Associated with these seafloor vents are unusual ecosystems that are relatively new to science. A unique group of organisms thrive in this hostile environment ie under extreme pressure, in total darkness, next to very hot fluids (commonly between 300C and 350C). They live in a cocktail of chemicals that would be fatal to most life forms on the earth’s surface. They don’t need oxygen. They feed off carbon dioxide and hydrogen sulphide and excrete oxygen. Scientists believe these organisms may be similar to the earliest life forms on earth. Some of these organisms may have potential biochemical applications including advanced pharmaceuticals and anti-cancer agents.

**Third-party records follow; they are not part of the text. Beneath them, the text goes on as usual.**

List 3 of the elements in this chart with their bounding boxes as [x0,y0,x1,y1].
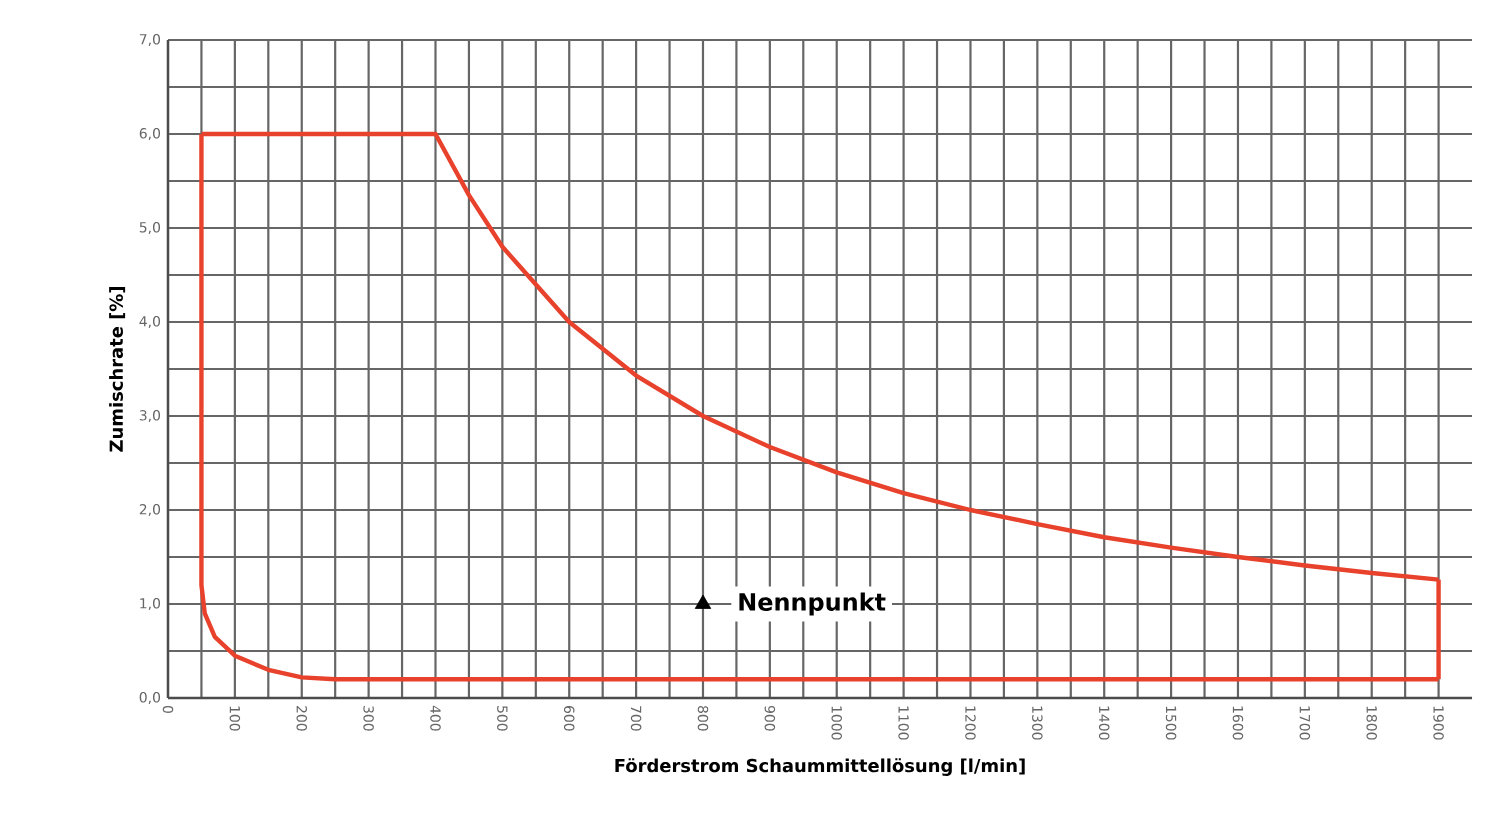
annotation: Nennpunkt [739,592,886,616]
y-axis-title: Zumischrate [%] [109,287,126,452]
x-axis-title: Förderstrom Schaummittellösung [l/min] [615,758,1025,776]
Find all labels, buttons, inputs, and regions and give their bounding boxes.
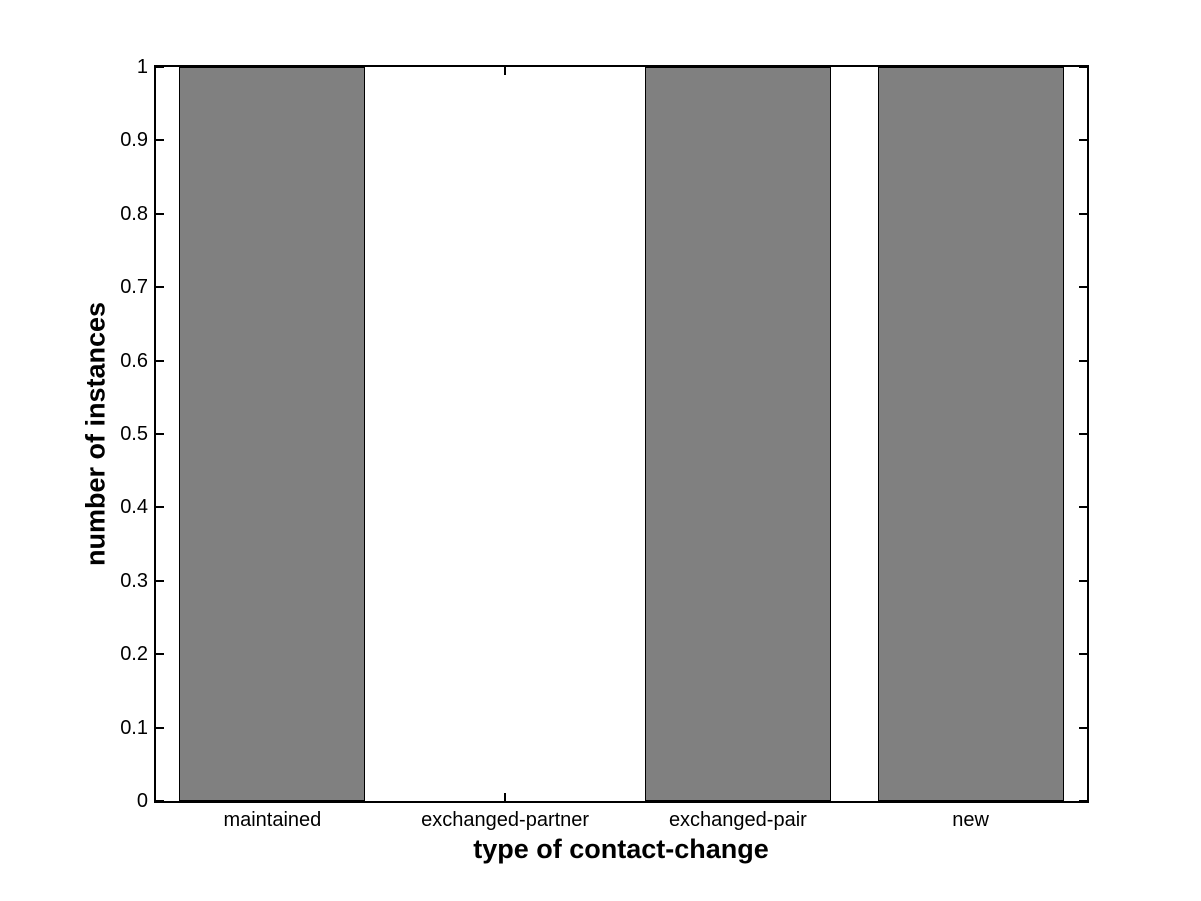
y-tick-left xyxy=(156,286,164,289)
y-tick-right xyxy=(1079,726,1087,729)
x-tick-top xyxy=(504,67,507,75)
bars-layer xyxy=(156,67,1087,801)
y-tick-label: 1 xyxy=(136,56,148,78)
y-tick-label: 0.1 xyxy=(120,716,148,739)
y-tick-right xyxy=(1079,433,1087,435)
y-tick-right xyxy=(1079,359,1087,362)
x-tick-label: maintained xyxy=(223,809,322,831)
y-tick-label: 0.5 xyxy=(120,423,148,445)
y-tick-left xyxy=(156,139,164,142)
y-tick-left xyxy=(156,359,164,362)
y-tick-left xyxy=(156,66,164,68)
y-tick-label: 0.2 xyxy=(120,643,148,666)
y-tick-label: 0.8 xyxy=(120,202,148,225)
y-tick-right xyxy=(1079,506,1087,509)
x-tick-label: exchanged-pair xyxy=(668,809,807,831)
y-tick-right xyxy=(1079,579,1087,582)
y-tick-label: 0.7 xyxy=(120,276,148,299)
bar-exchanged-pair xyxy=(644,67,831,801)
y-tick-right xyxy=(1079,286,1087,289)
y-tick-right xyxy=(1079,66,1087,68)
bar-maintained xyxy=(179,67,366,801)
x-tick-label: new xyxy=(952,809,989,831)
y-tick-left xyxy=(156,212,164,215)
y-tick-label: 0 xyxy=(136,790,148,812)
bar-new xyxy=(877,67,1064,801)
x-axis-label: type of contact-change xyxy=(473,834,769,864)
y-tick-right xyxy=(1079,653,1087,656)
plot-area xyxy=(154,65,1089,803)
y-tick-right xyxy=(1079,139,1087,142)
y-tick-label: 0.9 xyxy=(120,129,148,152)
y-tick-left xyxy=(156,726,164,729)
y-tick-left xyxy=(156,506,164,509)
y-tick-label: 0.3 xyxy=(120,569,148,592)
y-tick-label: 0.4 xyxy=(120,496,148,519)
x-tick-bottom xyxy=(504,793,507,801)
y-tick-right xyxy=(1079,212,1087,215)
y-tick-left xyxy=(156,579,164,582)
y-tick-left xyxy=(156,653,164,656)
y-tick-left xyxy=(156,433,164,435)
y-tick-label: 0.6 xyxy=(120,349,148,372)
x-tick-label: exchanged-partner xyxy=(421,809,590,831)
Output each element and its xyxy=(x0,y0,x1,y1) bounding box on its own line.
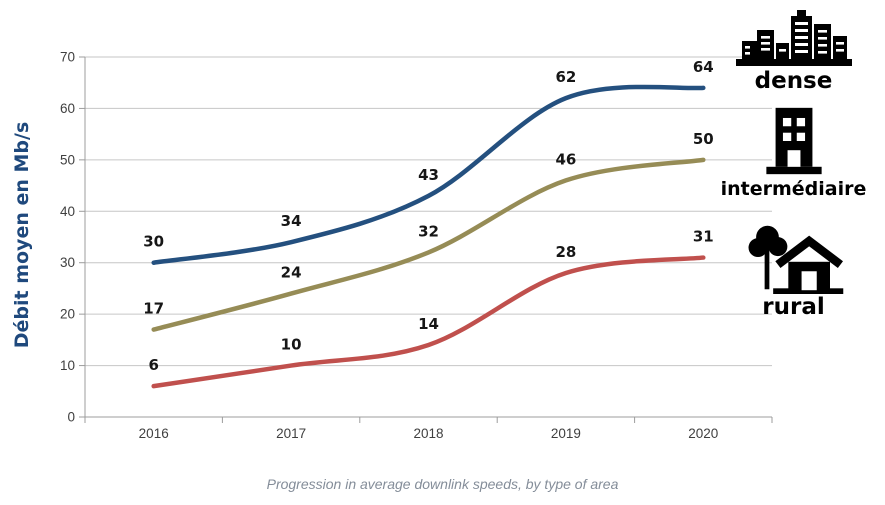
legend-item-intermediaire: intermédiaire xyxy=(702,106,885,202)
chart-caption: Progression in average downlink speeds, … xyxy=(266,476,619,492)
legend-label-rural: rural xyxy=(762,294,825,320)
legend-item-rural: rural xyxy=(702,222,885,320)
y-tick-labels: 0 10 20 30 40 50 60 70 xyxy=(60,50,75,425)
svg-text:14: 14 xyxy=(418,315,439,333)
legend-label-intermediaire: intermédiaire xyxy=(720,178,867,200)
series-line-dense xyxy=(151,84,706,265)
svg-text:6: 6 xyxy=(148,356,158,374)
legend-item-dense: dense xyxy=(702,6,885,94)
svg-text:0: 0 xyxy=(67,410,75,425)
series-data-labels-intermédiaire: 17 24 32 46 50 xyxy=(143,130,713,318)
svg-text:70: 70 xyxy=(60,50,75,65)
series-line-rural xyxy=(151,255,706,389)
svg-text:43: 43 xyxy=(418,166,439,184)
svg-text:10: 10 xyxy=(281,336,302,354)
svg-text:30: 30 xyxy=(143,233,164,251)
line-chart-plot: 0 10 20 30 40 50 60 70 2016 2017 2018 2019 2020 30 34 4… xyxy=(60,50,773,441)
gridlines xyxy=(85,56,772,367)
house-and-tree-icon xyxy=(748,225,843,294)
svg-text:32: 32 xyxy=(418,222,439,240)
series-data-labels-dense: 30 34 43 62 64 xyxy=(143,58,713,251)
svg-text:50: 50 xyxy=(60,152,75,167)
svg-text:50: 50 xyxy=(693,130,714,148)
svg-text:24: 24 xyxy=(281,264,302,282)
svg-text:31: 31 xyxy=(693,228,714,246)
svg-text:2020: 2020 xyxy=(688,426,718,441)
legend-label-dense: dense xyxy=(754,68,833,94)
svg-text:62: 62 xyxy=(555,68,576,86)
city-skyline-icon xyxy=(735,10,852,66)
svg-text:40: 40 xyxy=(60,204,75,219)
svg-text:2017: 2017 xyxy=(276,426,306,441)
svg-text:2016: 2016 xyxy=(139,426,169,441)
svg-text:30: 30 xyxy=(60,255,75,270)
svg-text:64: 64 xyxy=(693,58,714,76)
svg-text:46: 46 xyxy=(555,150,576,168)
svg-text:20: 20 xyxy=(60,307,75,322)
x-tick-labels: 2016 2017 2018 2019 2020 xyxy=(139,426,719,441)
svg-text:2019: 2019 xyxy=(551,426,581,441)
svg-text:10: 10 xyxy=(60,358,75,373)
series-line-intermédiaire xyxy=(151,157,706,332)
svg-text:17: 17 xyxy=(143,300,164,318)
axes xyxy=(79,56,773,423)
svg-text:2018: 2018 xyxy=(413,426,443,441)
legend: dense intermédiaire xyxy=(702,0,885,340)
series-data-labels-rural: 6 10 14 28 31 xyxy=(148,228,713,375)
svg-text:28: 28 xyxy=(555,243,576,261)
svg-text:60: 60 xyxy=(60,101,75,116)
apartment-building-icon xyxy=(765,107,822,175)
svg-text:34: 34 xyxy=(281,212,302,230)
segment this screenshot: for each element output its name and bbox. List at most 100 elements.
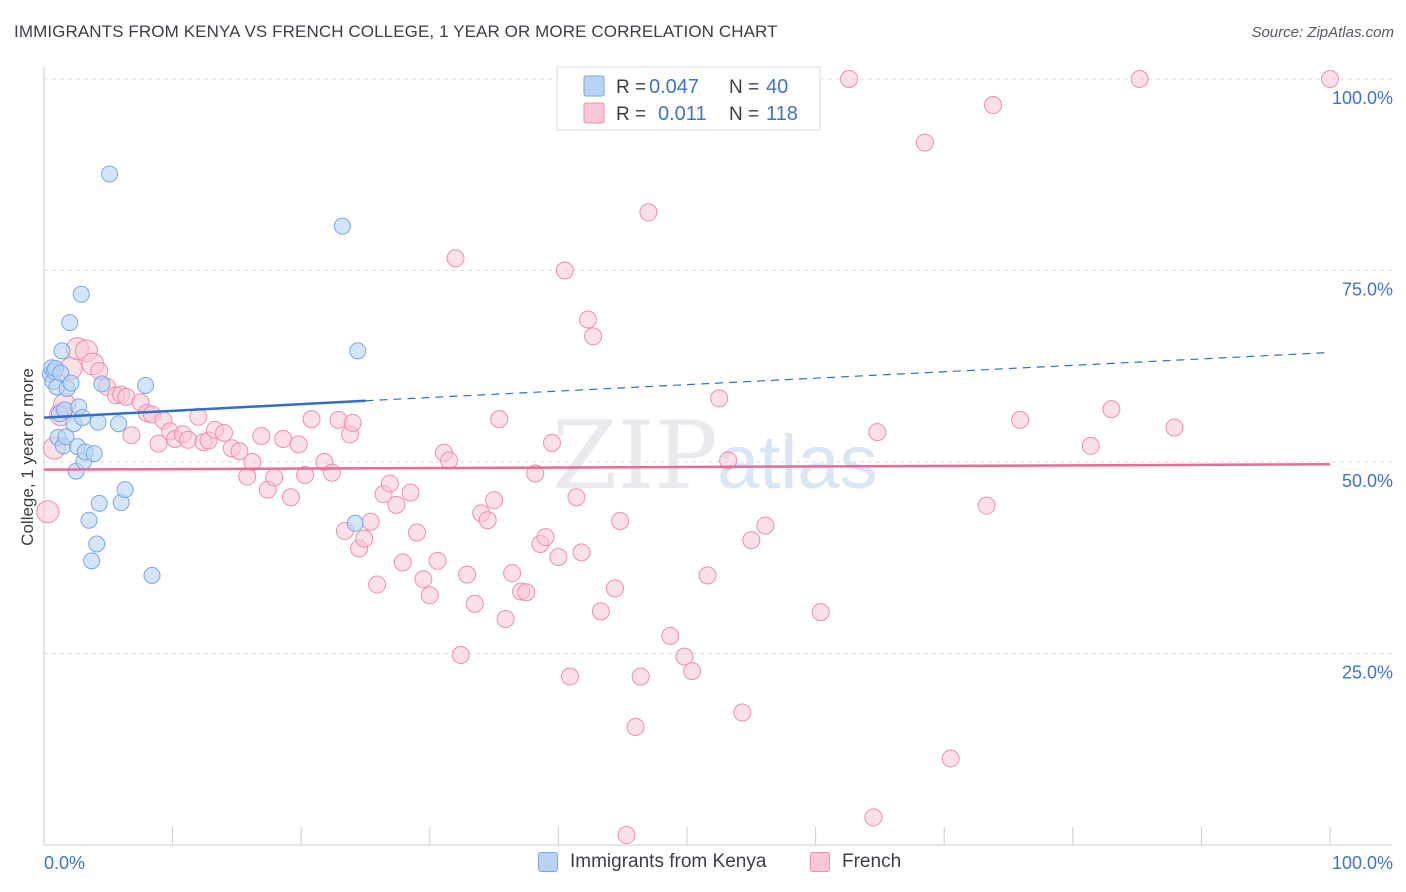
french-point bbox=[915, 133, 934, 152]
french-point bbox=[368, 575, 387, 594]
french-point bbox=[428, 551, 447, 570]
french-point bbox=[149, 434, 168, 453]
french-point bbox=[683, 662, 702, 681]
french-point bbox=[393, 553, 412, 572]
french-point bbox=[1165, 418, 1184, 437]
french-point bbox=[984, 96, 1003, 115]
french-point bbox=[584, 327, 603, 346]
legend-r-value-kenya: 0.047 bbox=[649, 76, 699, 98]
legend-r-value-french: 0.011 bbox=[658, 103, 707, 125]
french-point bbox=[215, 423, 234, 442]
french-point bbox=[414, 570, 433, 589]
french-point bbox=[591, 602, 610, 621]
french-point bbox=[605, 579, 624, 598]
french-point bbox=[710, 389, 729, 408]
french-point bbox=[355, 529, 374, 548]
kenya-point bbox=[346, 514, 364, 532]
french-point bbox=[1081, 436, 1100, 455]
french-point bbox=[639, 203, 658, 222]
y-axis-label: College, 1 year or more bbox=[18, 368, 37, 546]
french-point bbox=[611, 511, 630, 530]
bottom-legend-swatch-french bbox=[810, 852, 830, 872]
kenya-point bbox=[116, 481, 134, 499]
french-point bbox=[440, 451, 459, 470]
bottom-legend-item-french: French bbox=[810, 851, 901, 873]
french-point bbox=[661, 626, 680, 645]
kenya-point bbox=[88, 535, 106, 553]
french-point bbox=[1130, 70, 1149, 88]
y-tick-label: 50.0% bbox=[1342, 471, 1393, 491]
french-point bbox=[490, 410, 509, 429]
axes bbox=[43, 67, 1392, 846]
x-tick-labels: 0.0% 100.0% bbox=[44, 853, 1393, 873]
y-tick-labels: 25.0% 50.0% 75.0% 100.0% bbox=[1332, 88, 1393, 683]
kenya-point bbox=[52, 364, 70, 382]
bottom-legend: Immigrants from Kenya French bbox=[0, 851, 1406, 877]
source-credit: Source: ZipAtlas.com bbox=[1251, 24, 1394, 41]
french-point bbox=[742, 531, 761, 550]
french-point bbox=[698, 566, 717, 585]
y-tick-label: 100.0% bbox=[1332, 88, 1393, 108]
kenya-point bbox=[61, 314, 79, 332]
french-point bbox=[549, 547, 568, 566]
stats-legend: R = 0.047 N = 40 R = 0.011 N = 118 bbox=[556, 66, 821, 131]
x-axis-ticks bbox=[172, 827, 1331, 845]
french-point bbox=[864, 808, 883, 827]
french-point bbox=[296, 466, 315, 485]
french-point bbox=[756, 516, 775, 535]
french-point bbox=[868, 423, 887, 442]
kenya-point bbox=[90, 494, 108, 512]
kenya-point bbox=[72, 285, 90, 303]
x-tick-label: 0.0% bbox=[44, 853, 85, 873]
french-point bbox=[941, 749, 960, 768]
french-point bbox=[407, 523, 426, 542]
french-point bbox=[542, 433, 561, 452]
french-point bbox=[281, 488, 300, 507]
legend-r-label-french: R = bbox=[616, 104, 646, 125]
french-point bbox=[36, 500, 60, 524]
legend-n-label-kenya: N = bbox=[729, 77, 759, 98]
french-point bbox=[252, 426, 271, 445]
kenya-trend-line bbox=[43, 399, 366, 419]
french-point bbox=[536, 528, 555, 547]
french-point bbox=[733, 703, 752, 722]
french-point bbox=[230, 442, 249, 461]
french-points bbox=[36, 70, 1339, 845]
kenya-point bbox=[62, 374, 80, 392]
legend-r-label-kenya: R = bbox=[616, 77, 646, 98]
french-point bbox=[496, 610, 515, 629]
french-point bbox=[380, 474, 399, 493]
french-point bbox=[485, 491, 504, 510]
kenya-trend-extension bbox=[365, 351, 1331, 402]
kenya-point bbox=[53, 342, 71, 360]
kenya-point bbox=[137, 376, 155, 394]
kenya-point bbox=[74, 409, 92, 427]
french-point bbox=[465, 594, 484, 613]
kenya-point bbox=[89, 413, 107, 431]
french-point bbox=[458, 565, 477, 584]
french-point bbox=[1321, 70, 1339, 88]
french-point bbox=[560, 667, 579, 686]
chart-title: IMMIGRANTS FROM KENYA VS FRENCH COLLEGE,… bbox=[14, 22, 778, 41]
legend-swatch-kenya bbox=[583, 75, 605, 97]
french-point bbox=[343, 413, 362, 432]
y-tick-label: 75.0% bbox=[1342, 280, 1393, 300]
kenya-point bbox=[85, 445, 103, 463]
french-point bbox=[243, 453, 262, 471]
french-point bbox=[478, 511, 497, 530]
legend-n-value-french: 118 bbox=[766, 103, 798, 125]
watermark: ZIP atlas bbox=[552, 402, 878, 511]
legend-n-label-french: N = bbox=[729, 104, 759, 125]
french-point bbox=[977, 496, 996, 515]
y-tick-label: 25.0% bbox=[1342, 663, 1393, 683]
french-point bbox=[517, 583, 536, 602]
french-point bbox=[675, 647, 694, 666]
french-point bbox=[289, 435, 308, 454]
kenya-point bbox=[349, 342, 367, 360]
french-point bbox=[578, 310, 597, 329]
kenya-point bbox=[83, 552, 101, 570]
bottom-legend-item-kenya: Immigrants from Kenya bbox=[538, 851, 766, 873]
french-point bbox=[526, 464, 545, 483]
french-point bbox=[265, 468, 284, 487]
french-point bbox=[503, 564, 522, 583]
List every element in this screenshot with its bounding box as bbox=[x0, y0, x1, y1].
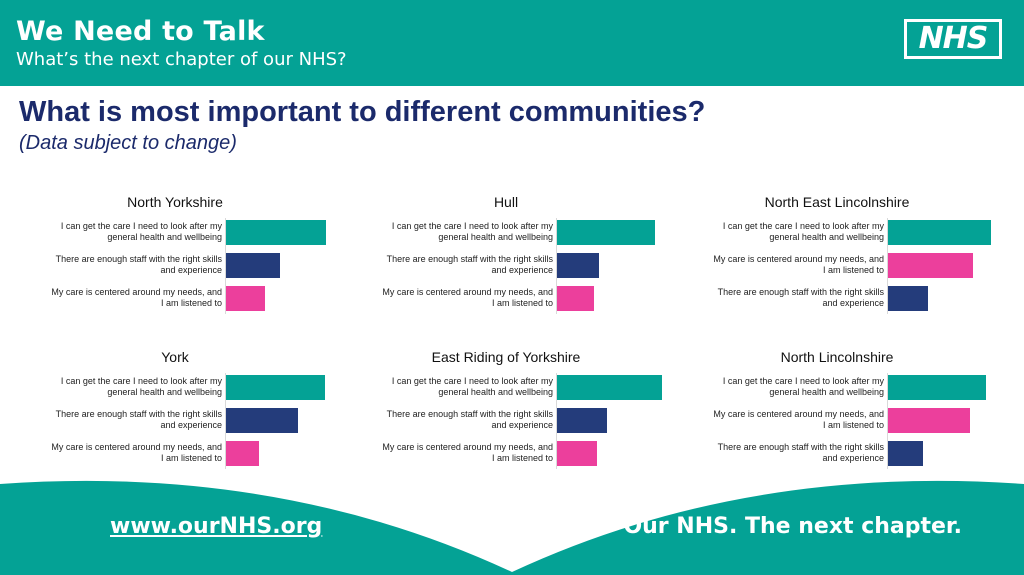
brand-subtitle: What’s the next chapter of our NHS? bbox=[16, 49, 347, 70]
category-label: I can get the care I need to look after … bbox=[722, 221, 884, 242]
category-label: I can get the care I need to look after … bbox=[391, 376, 553, 397]
chart-title: North Yorkshire bbox=[127, 194, 223, 210]
category-label: There are enough staff with the right sk… bbox=[55, 254, 222, 275]
chart-hull: Hull I can get the care I need to look af… bbox=[351, 194, 671, 324]
chart-york: York I can get the care I need to look af… bbox=[20, 349, 340, 479]
category-label: My care is centered around my needs, and… bbox=[51, 287, 222, 308]
page-title: What is most important to different comm… bbox=[19, 96, 706, 128]
bar bbox=[557, 441, 597, 466]
category-axis-line bbox=[225, 218, 226, 314]
category-label: My care is centered around my needs, and… bbox=[713, 409, 884, 430]
bar bbox=[226, 220, 326, 245]
chart-north-lincolnshire: North Lincolnshire I can get the care I n… bbox=[682, 349, 1002, 479]
category-label: My care is centered around my needs, and… bbox=[713, 254, 884, 275]
chart-north-east-lincolnshire: North East Lincolnshire I can get the car… bbox=[682, 194, 1002, 324]
category-label: My care is centered around my needs, and… bbox=[382, 287, 553, 308]
category-label: I can get the care I need to look after … bbox=[391, 221, 553, 242]
bar bbox=[557, 408, 607, 433]
chart-title: York bbox=[161, 349, 189, 365]
data-note: (Data subject to change) bbox=[19, 132, 237, 154]
category-label: There are enough staff with the right sk… bbox=[386, 254, 553, 275]
bar bbox=[226, 441, 259, 466]
category-label: There are enough staff with the right sk… bbox=[717, 442, 884, 463]
category-label: There are enough staff with the right sk… bbox=[55, 409, 222, 430]
bar bbox=[888, 408, 970, 433]
bar bbox=[888, 253, 973, 278]
bar bbox=[888, 375, 986, 400]
bar bbox=[226, 375, 325, 400]
category-label: I can get the care I need to look after … bbox=[60, 221, 222, 242]
chart-title: Hull bbox=[493, 194, 519, 210]
category-axis-line bbox=[556, 218, 557, 314]
category-label: My care is centered around my needs, and… bbox=[51, 442, 222, 463]
brand-title: We Need to Talk bbox=[16, 16, 265, 47]
chart-title: North Lincolnshire bbox=[780, 349, 894, 365]
bar bbox=[557, 286, 594, 311]
bar bbox=[226, 286, 265, 311]
category-label: My care is centered around my needs, and… bbox=[382, 442, 553, 463]
chart-north-yorkshire: North Yorkshire I can get the care I need… bbox=[20, 194, 340, 324]
bar bbox=[226, 408, 298, 433]
footer-tagline: Our NHS. The next chapter. bbox=[623, 514, 962, 539]
category-axis-line bbox=[887, 373, 888, 469]
category-axis-line bbox=[887, 218, 888, 314]
nhs-logo: NHS bbox=[904, 19, 1002, 59]
bar bbox=[557, 220, 655, 245]
chart-east-riding-of-yorkshire: East Riding of Yorkshire I can get the ca… bbox=[351, 349, 671, 479]
category-label: There are enough staff with the right sk… bbox=[386, 409, 553, 430]
bar bbox=[226, 253, 280, 278]
category-label: I can get the care I need to look after … bbox=[722, 376, 884, 397]
chart-title: East Riding of Yorkshire bbox=[431, 349, 581, 365]
category-axis-line bbox=[556, 373, 557, 469]
chart-title: North East Lincolnshire bbox=[764, 194, 910, 210]
bar bbox=[557, 375, 662, 400]
category-axis-line bbox=[225, 373, 226, 469]
bar bbox=[557, 253, 599, 278]
footer-band bbox=[0, 480, 1024, 575]
bar bbox=[888, 441, 923, 466]
bar bbox=[888, 286, 928, 311]
header-band: We Need to Talk What’s the next chapter … bbox=[0, 0, 1024, 86]
footer-url-link[interactable]: www.ourNHS.org bbox=[110, 514, 323, 539]
category-label: I can get the care I need to look after … bbox=[60, 376, 222, 397]
bar bbox=[888, 220, 991, 245]
category-label: There are enough staff with the right sk… bbox=[717, 287, 884, 308]
nhs-logo-text: NHS bbox=[907, 22, 999, 56]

Associated with the many seafloor hotsprings northeast of New Zealand are large mineral deposits consisting mostly of copper, lead, zinc, and some gold. – possibly in much greater concentrations than onshore New Zealand. They represent a strategic resource for New Zealand as they occur within New Zealand’s Exclusive Economic Zone and belong to the New Zealand Crown. Scientists believe it is important to know what seafloor resources lie within New Zealand’s EEZ so this offshore area can be managed prudently for future generations.

The New Zealand submarine hot spots, as well as being more active and in shallower water than equivalent vents elsewhere in the world, have a unique chemistry. Their plumes are richer in sulphur and iron than those observed elsewhere. Thus the term “black smoker”, as they spew out dark clouds of mineral-laden fluid.

The mineral-rich emissions from these vents may have an impact on the chemistry of the world’s oceans and may influence marine food chains. This is an active area of scientific research.

Improving our knowledge of submarine volcanoes and seafloor vents will help us better understand how the earth works and, in particular, how volcanoes and geothermal systems work.

New Zealand scientists are recognised internationally for their trailblazing work in investigating volcanic seafloor arcs. This has led to multiple collaborations in New Zealand and in other parts of the world.